Tauchressort Maria la Gorda
vom 22.12. bis 28.
12.2012 

   
Wir waren enttäuscht, als bei der Ankunft in Maria la Gorda gegen 14 Uhr noch keine Zimmer frei waren.
Offizielle Check-In-Zeit ist in diesem Ressort erst 16 Uhr.
 
   
Beziehen konnten wir unseren Holz-Bungalow erst gegen 16.30 Uhr, da die Putzkolonne etwas länger brauchte.
   
   
Nach einem ersten Spaziergang, um das Gelände zu erkunden, kehrten wir in unseren Bungalow zurück und hatten uns ausgesperrt. Das Schloß war kaputt. Aber auch ein herbei gerufener Handwerker konnte nicht helfen und das Badfenster mußte aufgehebelt werden. Ein Angestellter kletterte ins Innere, um unser Gepäck über die kleine Terrasse nach draußen zu hieven, denn wir mußten natürlich in ein anderes Zimmer umziehen. Darüber wurde es auch wieder dunkel und wir fragten uns, ob das denn nun so weiter gehen wird.
   
   
Wir wohnten jetzt in einem der neuen Appartment-Häuser, die aber direkt neben einer Großbaustelle stehen.
Es wird hier noch mächtig erweitert. Ob das wohl ein neues Restaurant wird?
 
 
Innen sehen die Appartment-Häuser schön und neu aus, aber sie haben einige Mängel. Der Kleiderschrank ist nicht nutzbar und die Bad-Tür knarrt, so daß nachts wohl alle im Haus wach werden.
 
 
Der 1. Strandspaziergang stimmte uns etwas versöhnlicher, obwohl die sehr steinige Küste kein idealer Badestrand ist.
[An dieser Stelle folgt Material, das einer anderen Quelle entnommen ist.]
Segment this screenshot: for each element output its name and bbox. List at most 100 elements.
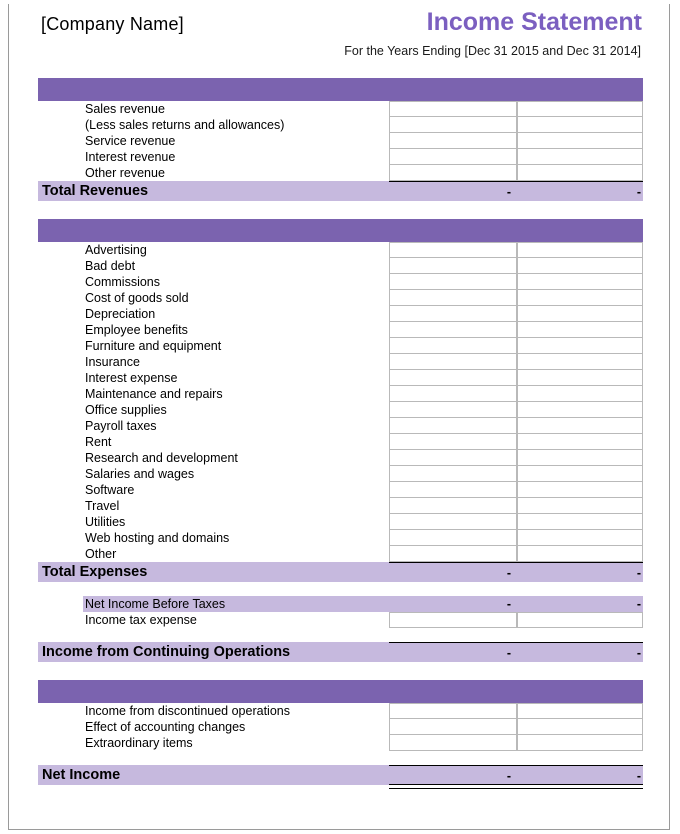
amount-input-year-1[interactable]: [389, 735, 517, 751]
row-label: Interest revenue: [85, 150, 176, 164]
amount-input-year-1[interactable]: [389, 354, 517, 370]
total-value-year-2: -: [636, 769, 641, 783]
table-row: Utilities: [38, 514, 643, 530]
section-header-revenue: Revenue 2015 2014: [38, 1, 643, 101]
amount-input-year-2[interactable]: [517, 402, 643, 418]
amount-input-year-2[interactable]: [517, 149, 643, 165]
amount-input-year-1[interactable]: [389, 612, 517, 628]
total-rule: [389, 642, 643, 643]
subtotal-row-net-income-before-taxes: Net Income Before Taxes - -: [38, 596, 643, 612]
row-label: Sales revenue: [85, 102, 165, 116]
amount-input-year-1[interactable]: [389, 386, 517, 402]
amount-input-year-2[interactable]: [517, 386, 643, 402]
row-label: Utilities: [85, 515, 126, 529]
table-row: Travel: [38, 498, 643, 514]
row-label: Other revenue: [85, 166, 165, 180]
row-label: Cost of goods sold: [85, 291, 189, 305]
table-row: Cost of goods sold: [38, 290, 643, 306]
amount-input-year-2[interactable]: [517, 274, 643, 290]
total-row-expenses: Total Expenses - -: [38, 562, 643, 582]
row-label: Extraordinary items: [85, 736, 193, 750]
amount-input-year-2[interactable]: [517, 482, 643, 498]
subtotal-value-year-1: -: [506, 597, 511, 611]
amount-input-year-2[interactable]: [517, 165, 643, 181]
amount-input-year-1[interactable]: [389, 498, 517, 514]
grand-total-double-rule: [389, 784, 643, 789]
amount-input-year-1[interactable]: [389, 514, 517, 530]
amount-input-year-2[interactable]: [517, 101, 643, 117]
amount-input-year-1[interactable]: [389, 402, 517, 418]
amount-input-year-2[interactable]: [517, 612, 643, 628]
table-row: Rent: [38, 434, 643, 450]
amount-input-year-1[interactable]: [389, 322, 517, 338]
table-row: Other: [38, 546, 643, 562]
amount-input-year-1[interactable]: [389, 338, 517, 354]
amount-input-year-1[interactable]: [389, 482, 517, 498]
row-label: Employee benefits: [85, 323, 188, 337]
income-statement-page: [Company Name] Income Statement For the …: [0, 0, 680, 834]
amount-input-year-2[interactable]: [517, 719, 643, 735]
amount-input-year-2[interactable]: [517, 434, 643, 450]
amount-input-year-2[interactable]: [517, 514, 643, 530]
amount-input-year-1[interactable]: [389, 703, 517, 719]
row-label: Service revenue: [85, 134, 176, 148]
statement-sheet: [Company Name] Income Statement For the …: [38, 0, 643, 789]
amount-input-year-1[interactable]: [389, 290, 517, 306]
amount-input-year-1[interactable]: [389, 242, 517, 258]
amount-input-year-1[interactable]: [389, 418, 517, 434]
amount-input-year-1[interactable]: [389, 370, 517, 386]
amount-input-year-1[interactable]: [389, 274, 517, 290]
amount-input-year-2[interactable]: [517, 450, 643, 466]
amount-input-year-2[interactable]: [517, 242, 643, 258]
amount-input-year-1[interactable]: [389, 149, 517, 165]
amount-input-year-2[interactable]: [517, 354, 643, 370]
total-value-year-1: -: [506, 185, 511, 199]
row-label: Web hosting and domains: [85, 531, 230, 545]
total-value-year-2: -: [636, 185, 641, 199]
table-row: Sales revenue: [38, 101, 643, 117]
table-row: Web hosting and domains: [38, 530, 643, 546]
amount-input-year-2[interactable]: [517, 322, 643, 338]
amount-input-year-1[interactable]: [389, 165, 517, 181]
amount-input-year-2[interactable]: [517, 466, 643, 482]
amount-input-year-1[interactable]: [389, 101, 517, 117]
amount-input-year-2[interactable]: [517, 290, 643, 306]
amount-input-year-1[interactable]: [389, 466, 517, 482]
row-label: Payroll taxes: [85, 419, 157, 433]
amount-input-year-2[interactable]: [517, 370, 643, 386]
total-value-year-2: -: [636, 646, 641, 660]
amount-input-year-1[interactable]: [389, 133, 517, 149]
amount-input-year-2[interactable]: [517, 498, 643, 514]
table-row: Insurance: [38, 354, 643, 370]
amount-input-year-2[interactable]: [517, 703, 643, 719]
subtotal-value-year-2: -: [636, 597, 641, 611]
amount-input-year-2[interactable]: [517, 546, 643, 562]
amount-input-year-1[interactable]: [389, 434, 517, 450]
amount-input-year-2[interactable]: [517, 117, 643, 133]
amount-input-year-1[interactable]: [389, 306, 517, 322]
column-header-year-2: 2014: [607, 3, 641, 20]
total-label: Total Revenues: [42, 183, 149, 199]
table-row: Depreciation: [38, 306, 643, 322]
row-label: Commissions: [85, 275, 161, 289]
row-label: Software: [85, 483, 135, 497]
amount-input-year-1[interactable]: [389, 546, 517, 562]
amount-input-year-1[interactable]: [389, 117, 517, 133]
amount-input-year-1[interactable]: [389, 258, 517, 274]
amount-input-year-1[interactable]: [389, 530, 517, 546]
table-row: Bad debt: [38, 258, 643, 274]
table-row: Maintenance and repairs: [38, 386, 643, 402]
amount-input-year-2[interactable]: [517, 306, 643, 322]
amount-input-year-2[interactable]: [517, 418, 643, 434]
amount-input-year-1[interactable]: [389, 719, 517, 735]
document-subtitle[interactable]: For the Years Ending [Dec 31 2015 and De…: [344, 44, 641, 58]
amount-input-year-2[interactable]: [517, 530, 643, 546]
amount-input-year-2[interactable]: [517, 258, 643, 274]
amount-input-year-2[interactable]: [517, 338, 643, 354]
amount-input-year-2[interactable]: [517, 133, 643, 149]
table-row: Other revenue: [38, 165, 643, 181]
amount-input-year-2[interactable]: [517, 735, 643, 751]
amount-input-year-1[interactable]: [389, 450, 517, 466]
Aber die Sonne schien vom strahlend blauen Himmel und erwärmte auch die Luft sehr angenehm.
 
Wir verbrachten die Woche hauptsächlich mit Tauchen, wobei mich jede Nacht ein fürchterlicher Durchfall plagte und regelmäßig gegen 3 Uhr das Wasser im Ressort abgestellt wurde.
 
   
Mittags aßen wir meistens nur ein Sandwich oder faulenzten zwischen den Tauchgängen am Strand.
Allerdings gab es hier Sandflöhe, die uns arg zugesetzt haben.
   
   
Nach dem Tauchen gibt es auf unserem Balkon immer ein Deko-Bier und später einen echten kubanischen Rum, der sehr lecker schmeckt. Abends fülle ich hier meist das Taucher-Logbuch aus und/oder schreibe Tagebuch.
   
   
An der Bar verbrachten wir manche Wartezeit auf das Abendessen, das es nie vor 19 Uhr gab.
Aber mit einem Kuba-Libre lies es sich aushalten.
   
Einmal funktionierte sogar das Internet
und wir konnten ein kurzes Lebenszeichen
nach Hause schicken.
Am Heiligabend gab es das Abendessen sogar erst
weit nach 20 Uhr und es bildeten
sich lange wartende Menschenschlangen -
erst vor der Tür und dann am Buffet.

Die Tische waren nett gedeckt und
die Auswahl ganz erstaunlich.
 
   
   
 Es gab einen wunderbar zarten Putenbraten, Fisch, viel Obst und sogar Butter,
die wir zum Frühstück bis dahin vergeblich gesucht hatten.
   
   
Draußen wurden am Grill Fischspieße und
Fleischstücke angeboten.
Eine kleine Kapelle sorgte mit kubanischen Rhythmen für eine musikalische Umrahmung.
   
Die Sonnenuntergänge waren leider meist
wolkenverhangen,
aber die Aussichten abends von unserem Balkon
aus, doch sehr stimmungsvoll.
Es hatte nachts geregnet und wir waren froh,
daß wir am Freitag früh abreisen konnten.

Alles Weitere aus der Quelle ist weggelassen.